BDSM can allow trauma survivors, and sexual assault survivors specifically, to regain some of that control that was robbed from them. “For those who are submissives, it is a way for them to take control of the outcome of what is happening to them. It is a way to release fear and anxiety by giving up the control to their dom/domme and know that they are in a safe and controlled environment,” Taylor Sparks, an erotic educator and founder of Organic Loven, tells TheBody.
Scenes are highly negotiated between sub/Dom partners in order to ensure complete consent and boundaries. This gives the specific players the ability to create any scene they choose. For some, reenacting their assault can be helpful in allowing them to rewrite their own personal stories from a place of agency. Essentially, they reframe the narrative so that they aren’t a victim. For others, the use of pain play, impact toys, restraints, and other BDSM tools can allow a person healing from trauma an outlet for some of their pain. The physical pain helps to move the emotional pain out of the body. It can be extremely cathartic.
For others still, they may engage in consensual voyeurism or exhibitionism as a way to take back control of their sexuality, watching sex acts or being watched, without fear of violation. One of the beautiful things about BDSM is the diversity. There are so many opportunities to explore every fantasy you’ve ever had in one space. It’s an opportunity to let go of shame and accept yourself.
The research for how kink can aid in trauma healing is still developing, but there have been some studies that show that “participation in BDSM can help people access altered states of awareness,” Play says. “There’s great relief in accessing these types of trance states for everyone, including those with mental health issues, because it helps people temporarily escape their ordinary sense of self.” This is commonly called “subspace” and is akin to a meditative relaxation state.
“Practicing kink with a partner can improve communication and boundary-setting,” he says.
For trauma survivors, feeling at home in your body and safe with the people you’re spending time with is a beautiful step towards healing. If BDSM aids them in this way, that’s fantastic.
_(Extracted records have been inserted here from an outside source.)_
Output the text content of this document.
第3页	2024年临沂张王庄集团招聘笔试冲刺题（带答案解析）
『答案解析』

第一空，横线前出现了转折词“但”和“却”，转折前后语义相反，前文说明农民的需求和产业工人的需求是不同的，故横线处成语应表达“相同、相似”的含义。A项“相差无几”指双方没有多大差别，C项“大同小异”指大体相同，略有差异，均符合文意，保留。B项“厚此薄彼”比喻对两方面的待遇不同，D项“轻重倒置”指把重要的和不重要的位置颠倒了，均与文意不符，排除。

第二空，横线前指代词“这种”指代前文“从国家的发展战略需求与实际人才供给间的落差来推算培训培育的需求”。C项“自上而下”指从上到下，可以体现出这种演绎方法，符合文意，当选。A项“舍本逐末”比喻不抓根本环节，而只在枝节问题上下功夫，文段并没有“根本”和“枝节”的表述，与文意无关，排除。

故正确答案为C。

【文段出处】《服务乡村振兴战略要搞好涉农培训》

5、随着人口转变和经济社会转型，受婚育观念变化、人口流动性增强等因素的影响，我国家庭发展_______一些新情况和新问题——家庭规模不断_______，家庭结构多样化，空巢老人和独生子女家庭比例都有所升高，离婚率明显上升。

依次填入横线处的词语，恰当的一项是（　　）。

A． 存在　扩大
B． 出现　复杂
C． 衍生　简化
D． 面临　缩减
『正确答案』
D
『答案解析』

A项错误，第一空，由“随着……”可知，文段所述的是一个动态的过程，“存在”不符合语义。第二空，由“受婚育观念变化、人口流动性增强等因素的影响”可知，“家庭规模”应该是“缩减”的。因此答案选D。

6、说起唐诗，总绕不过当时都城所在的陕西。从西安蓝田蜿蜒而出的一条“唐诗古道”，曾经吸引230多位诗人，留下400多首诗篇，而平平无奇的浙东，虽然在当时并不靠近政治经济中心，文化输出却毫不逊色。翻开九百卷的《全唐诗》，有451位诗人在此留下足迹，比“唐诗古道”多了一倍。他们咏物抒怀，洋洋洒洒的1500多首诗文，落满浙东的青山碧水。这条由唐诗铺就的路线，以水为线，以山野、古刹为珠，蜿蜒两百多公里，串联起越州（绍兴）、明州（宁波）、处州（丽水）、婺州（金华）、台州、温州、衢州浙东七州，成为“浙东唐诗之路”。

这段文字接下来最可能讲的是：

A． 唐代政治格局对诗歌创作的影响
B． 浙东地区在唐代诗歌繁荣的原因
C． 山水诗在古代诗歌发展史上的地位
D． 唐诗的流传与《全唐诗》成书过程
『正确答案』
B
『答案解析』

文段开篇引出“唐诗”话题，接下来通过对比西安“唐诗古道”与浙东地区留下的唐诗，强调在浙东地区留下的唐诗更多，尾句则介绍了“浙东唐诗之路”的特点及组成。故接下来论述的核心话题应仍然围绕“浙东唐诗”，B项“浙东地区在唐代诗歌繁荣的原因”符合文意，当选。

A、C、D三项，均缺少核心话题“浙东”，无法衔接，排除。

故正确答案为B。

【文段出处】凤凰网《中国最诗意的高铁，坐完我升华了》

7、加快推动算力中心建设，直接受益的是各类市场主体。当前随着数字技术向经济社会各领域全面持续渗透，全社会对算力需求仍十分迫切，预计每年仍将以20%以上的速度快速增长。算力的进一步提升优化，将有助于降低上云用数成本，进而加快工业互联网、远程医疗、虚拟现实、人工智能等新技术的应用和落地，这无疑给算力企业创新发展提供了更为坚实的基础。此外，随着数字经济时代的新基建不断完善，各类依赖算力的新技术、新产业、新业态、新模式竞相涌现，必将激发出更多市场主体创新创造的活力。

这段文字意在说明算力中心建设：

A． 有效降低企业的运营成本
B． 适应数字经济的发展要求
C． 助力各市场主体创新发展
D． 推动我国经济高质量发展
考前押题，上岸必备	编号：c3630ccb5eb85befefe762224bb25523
BDSM and Kink Can Improve Overall Mental Wellness
As we mentioned above, BDSM is not just for trauma healing. It is accessible for anyone and everyone who wants to play. For those who practice, BDSM helps foster a sense of overall well-being. It can help with improved confidence, the release of sexual shame, community building, and greater self-esteem.
“Kink—when done the way one wants to do it or have it done to them—can give you those feel-good endorphins and release stressful cortisol hormones,” Sparks says. “A good ‘scene’ can be therapeutic in your relationship with your partner as you learn to build trust with each other, knowing that your dominant will, in the end, have your best interest in mind. It improves your communication skills as both the dominant and the submissives learn to ‘use their words’ to be open and honest about their kink(s).”
Kink can be liberating, joyful, and healing in so many ways. This is by no means some big ploy to get you to jump headfirst into the kink lifestyle—but it sure does sound interesting, if you ask me.